Brokaw Gives Free Advice to Obama on How He Can 'Share' the Peace Prize

October 15th, 2009 3:43 PM

Concerned about how President Obama's "critics will dog him all the way to Oslo," former NBC "Nightly News" anchor Tom Brokaw took to the op-ed page of the October 15 Washington Post to offer his recipe for "lift[ing] this discussion out of the partisan soup that is now the main course on our national agenda, whatever the issue."

Chef Brokaw then served up what is a proverbial bipartisan casserole comprised of some apolitical figures as well as a smattering of Democratic and Republican statesmen from the past quarter century:

The president should invite a high-profile and wide-ranging delegation of interests to accompany him. Secretary of State Hillary Rodham Clinton and the chairman of the Joint Chiefs of Staff, Adm. Michael Mullen, representing diplomacy and arms in pursuit of peace. Greg Mortenson, the author of "Three Cups of Tea," who has spent years working for education and literacy (especially for girls) in mountainous parts of Pakistan and Afghanistan. Field representatives from organizations such as Refugees International, the International Rescue Committee (where I am a volunteer overseer), CARE, Save the Children and other groups doing the hard work of caring for the victims of war. Bill and Melinda Gates should be in his delegation, as well as Republican Sam Brownback, the senator from Kansas, who's been a tireless advocate of greater U.S. involvement to stop the genocide in Sudan.

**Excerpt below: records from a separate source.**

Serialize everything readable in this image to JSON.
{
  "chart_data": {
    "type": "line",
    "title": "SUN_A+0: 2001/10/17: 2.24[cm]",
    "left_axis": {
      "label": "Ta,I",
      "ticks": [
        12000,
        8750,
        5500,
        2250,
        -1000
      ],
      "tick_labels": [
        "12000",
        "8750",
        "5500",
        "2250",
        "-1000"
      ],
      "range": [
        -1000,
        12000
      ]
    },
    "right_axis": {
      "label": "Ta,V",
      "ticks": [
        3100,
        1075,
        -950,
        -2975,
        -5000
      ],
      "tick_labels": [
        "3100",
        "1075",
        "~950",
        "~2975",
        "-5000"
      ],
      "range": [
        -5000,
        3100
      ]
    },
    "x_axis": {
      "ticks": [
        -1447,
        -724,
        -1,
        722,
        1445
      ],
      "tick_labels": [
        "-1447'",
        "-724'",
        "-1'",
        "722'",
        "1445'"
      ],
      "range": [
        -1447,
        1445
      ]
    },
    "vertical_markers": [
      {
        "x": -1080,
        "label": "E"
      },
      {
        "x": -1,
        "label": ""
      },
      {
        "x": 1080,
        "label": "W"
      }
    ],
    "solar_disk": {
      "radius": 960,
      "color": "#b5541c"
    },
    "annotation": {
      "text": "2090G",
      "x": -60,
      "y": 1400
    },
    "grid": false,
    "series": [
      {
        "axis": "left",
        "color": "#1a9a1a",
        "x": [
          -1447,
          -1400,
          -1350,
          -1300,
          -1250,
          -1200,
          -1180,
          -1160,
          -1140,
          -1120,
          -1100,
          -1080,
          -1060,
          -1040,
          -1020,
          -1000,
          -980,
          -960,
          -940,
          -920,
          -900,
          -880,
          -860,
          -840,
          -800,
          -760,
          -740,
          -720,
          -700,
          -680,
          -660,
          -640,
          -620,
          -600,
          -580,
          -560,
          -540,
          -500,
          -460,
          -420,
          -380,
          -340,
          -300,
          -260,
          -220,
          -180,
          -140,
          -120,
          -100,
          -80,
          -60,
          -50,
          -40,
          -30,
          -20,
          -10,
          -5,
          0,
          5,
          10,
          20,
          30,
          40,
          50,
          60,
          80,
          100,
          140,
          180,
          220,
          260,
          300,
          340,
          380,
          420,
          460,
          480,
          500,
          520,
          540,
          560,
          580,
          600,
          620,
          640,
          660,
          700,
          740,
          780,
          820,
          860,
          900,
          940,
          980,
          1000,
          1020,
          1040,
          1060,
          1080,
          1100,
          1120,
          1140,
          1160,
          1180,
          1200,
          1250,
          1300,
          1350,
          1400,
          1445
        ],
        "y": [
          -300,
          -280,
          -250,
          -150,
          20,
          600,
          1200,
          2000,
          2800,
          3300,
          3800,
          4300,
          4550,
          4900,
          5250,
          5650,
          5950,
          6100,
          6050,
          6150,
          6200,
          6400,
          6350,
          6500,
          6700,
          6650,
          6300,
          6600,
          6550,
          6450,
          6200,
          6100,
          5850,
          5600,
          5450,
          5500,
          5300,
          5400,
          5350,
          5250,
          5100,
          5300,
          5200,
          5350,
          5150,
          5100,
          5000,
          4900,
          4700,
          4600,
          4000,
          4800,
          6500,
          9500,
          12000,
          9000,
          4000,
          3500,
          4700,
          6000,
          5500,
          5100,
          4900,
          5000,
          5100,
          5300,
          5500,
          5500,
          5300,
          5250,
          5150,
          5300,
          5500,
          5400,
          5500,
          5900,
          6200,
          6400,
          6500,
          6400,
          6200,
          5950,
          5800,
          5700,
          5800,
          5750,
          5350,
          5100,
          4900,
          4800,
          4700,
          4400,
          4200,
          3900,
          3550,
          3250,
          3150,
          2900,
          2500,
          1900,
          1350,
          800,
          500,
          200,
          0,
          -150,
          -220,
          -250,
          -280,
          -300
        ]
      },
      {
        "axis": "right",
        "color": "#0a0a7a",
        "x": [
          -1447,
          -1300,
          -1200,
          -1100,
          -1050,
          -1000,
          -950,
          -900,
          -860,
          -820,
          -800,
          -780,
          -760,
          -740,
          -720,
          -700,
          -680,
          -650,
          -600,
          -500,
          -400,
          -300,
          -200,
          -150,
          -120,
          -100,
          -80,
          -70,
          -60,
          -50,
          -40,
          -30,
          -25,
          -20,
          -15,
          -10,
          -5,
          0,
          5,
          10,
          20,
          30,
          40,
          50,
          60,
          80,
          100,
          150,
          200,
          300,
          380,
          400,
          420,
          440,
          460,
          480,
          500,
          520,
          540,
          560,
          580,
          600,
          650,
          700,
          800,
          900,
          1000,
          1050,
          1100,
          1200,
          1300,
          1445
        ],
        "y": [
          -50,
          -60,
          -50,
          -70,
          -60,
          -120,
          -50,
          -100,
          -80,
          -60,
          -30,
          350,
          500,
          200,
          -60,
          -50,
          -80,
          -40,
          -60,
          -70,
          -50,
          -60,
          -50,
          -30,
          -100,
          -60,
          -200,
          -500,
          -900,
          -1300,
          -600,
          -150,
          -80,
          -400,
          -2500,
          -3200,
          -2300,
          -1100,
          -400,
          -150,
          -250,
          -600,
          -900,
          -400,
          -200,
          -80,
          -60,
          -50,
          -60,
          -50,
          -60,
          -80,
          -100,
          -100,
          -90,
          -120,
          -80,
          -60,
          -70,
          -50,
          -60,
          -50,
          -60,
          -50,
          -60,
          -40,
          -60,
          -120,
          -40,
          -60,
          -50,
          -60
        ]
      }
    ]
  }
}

Obama might think of inviting former president George H.W. Bush and praising the work done during the Reagan-Bush years in managing the collapse of the Soviet Union and, for example, the reunification of Germany in such an impressive fashion. Former president Bill Clinton and Ambassador Richard Holbrooke deserve mention for the Dayton Peace Accords, which stopped the slaughter in Bosnia.

So Brokaw brought himself to admit that Presidents Reagan and Bush played a major role in ending the Cold War, but alas, that's the price of dreaming up a scenario that would result, in Brokaw's mind, in greater glory being given to Obama (emphasis mine):

If, as we're led to believe, the Norwegian Nobel Committee wanted to honor President Obama's determination to put a new face on America's efforts to shape a more peaceful world, what better way for him to respond than to share this distinguished prize with those who have been doing just that without sufficient recognition? Barack Obama's name will be the one on the peace prize, but his speech and his manner could become a gift for generations to come.